After having ingested copious quantities of beer the night before, the record reviewer decides to try to cure his hangover with a walk through the countryside. He moans and grieves, complaining about his situation as a sub-par rock critic, wishing he could receive decent albums to review like his boss -who happens to be a girl.

After having thrown up twice, he decides to rest beneath the oak tree he used to play under as a child with the faceless, nameless kids everyone played with at some point. And then he falls asleep out of pure exhaustion mixed with a persistent high.

He hears seagulls, soft guitars and a woman singing with an ageless voice. There are handclaps made by little furry things laughing in the grass. The record reviewer says to himself "they're half human, half animal and they're really small." They all start to dance around him and eventually call a flock of birds to lift him up onto the top of tree and it seems like there is nothing in the world he can't see.

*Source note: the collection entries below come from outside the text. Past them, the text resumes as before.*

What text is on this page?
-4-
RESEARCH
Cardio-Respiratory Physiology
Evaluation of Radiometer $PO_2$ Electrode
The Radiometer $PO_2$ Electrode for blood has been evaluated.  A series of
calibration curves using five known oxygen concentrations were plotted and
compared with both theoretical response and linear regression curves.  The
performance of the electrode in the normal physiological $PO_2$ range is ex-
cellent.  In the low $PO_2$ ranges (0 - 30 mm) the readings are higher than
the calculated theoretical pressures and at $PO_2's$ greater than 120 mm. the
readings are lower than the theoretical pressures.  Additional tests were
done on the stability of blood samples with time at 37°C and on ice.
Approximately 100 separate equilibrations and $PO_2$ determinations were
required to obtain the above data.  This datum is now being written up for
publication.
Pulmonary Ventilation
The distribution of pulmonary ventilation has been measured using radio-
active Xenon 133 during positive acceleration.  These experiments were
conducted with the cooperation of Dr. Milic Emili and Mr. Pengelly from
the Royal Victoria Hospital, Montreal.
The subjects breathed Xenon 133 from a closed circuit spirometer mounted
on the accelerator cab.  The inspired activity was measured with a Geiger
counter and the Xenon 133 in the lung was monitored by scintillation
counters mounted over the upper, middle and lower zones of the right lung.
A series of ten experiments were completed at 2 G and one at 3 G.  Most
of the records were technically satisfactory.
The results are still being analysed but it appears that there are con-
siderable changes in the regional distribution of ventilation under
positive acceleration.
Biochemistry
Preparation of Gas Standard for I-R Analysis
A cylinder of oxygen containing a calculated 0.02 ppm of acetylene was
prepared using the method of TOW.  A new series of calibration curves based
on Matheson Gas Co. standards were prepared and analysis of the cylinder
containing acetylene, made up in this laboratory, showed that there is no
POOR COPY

When he opens his eyes it takes him a moment to realize where he is. He's at his boss's place and she's sitting at the computer writing a review. The music sounds familiar, it reminds him of Animal Collective's Sung Tongs except that there's a woman singing and the voice in his head reminds him of how much he would have loved to review Sung Tongs.

Suddenly, out of complete stupidity, he gets up and, with a groan, picks up the vase filled with roses sent earlier by an admirer of her inspiring approach to reviewing. As he lifts it up and starts aiming for the base of her neck she swiftly turns around a kicks him in the chest, propulsing him to the other side of the room. "You're fired," she says, and then decides to keep on reviewing the great record she's received.

Prospect Hummer is an ep filled with songs Animal Collective had saved from the Sung Tongs sessions in order to have forgotten worshipped cult hippie singer Vashti Bunyan sing on them. She sings beautifully on three tracks, the fourth being filled with (wooden) walls of guitars and seagulls and whales singing along. It's been a summer favourite for the past two months, and it sounds even better with an adequate weather. Vashti Bunyan never sounds like your grandma, she still has the perfectly ethereal soft voice you'd expect from a psych-hippie folk singer. These four songs are among Animal Collective's very best, a great companion ep to last year's impressive Sung Tongs. Do yourself a favour and pick up this wonderful ep.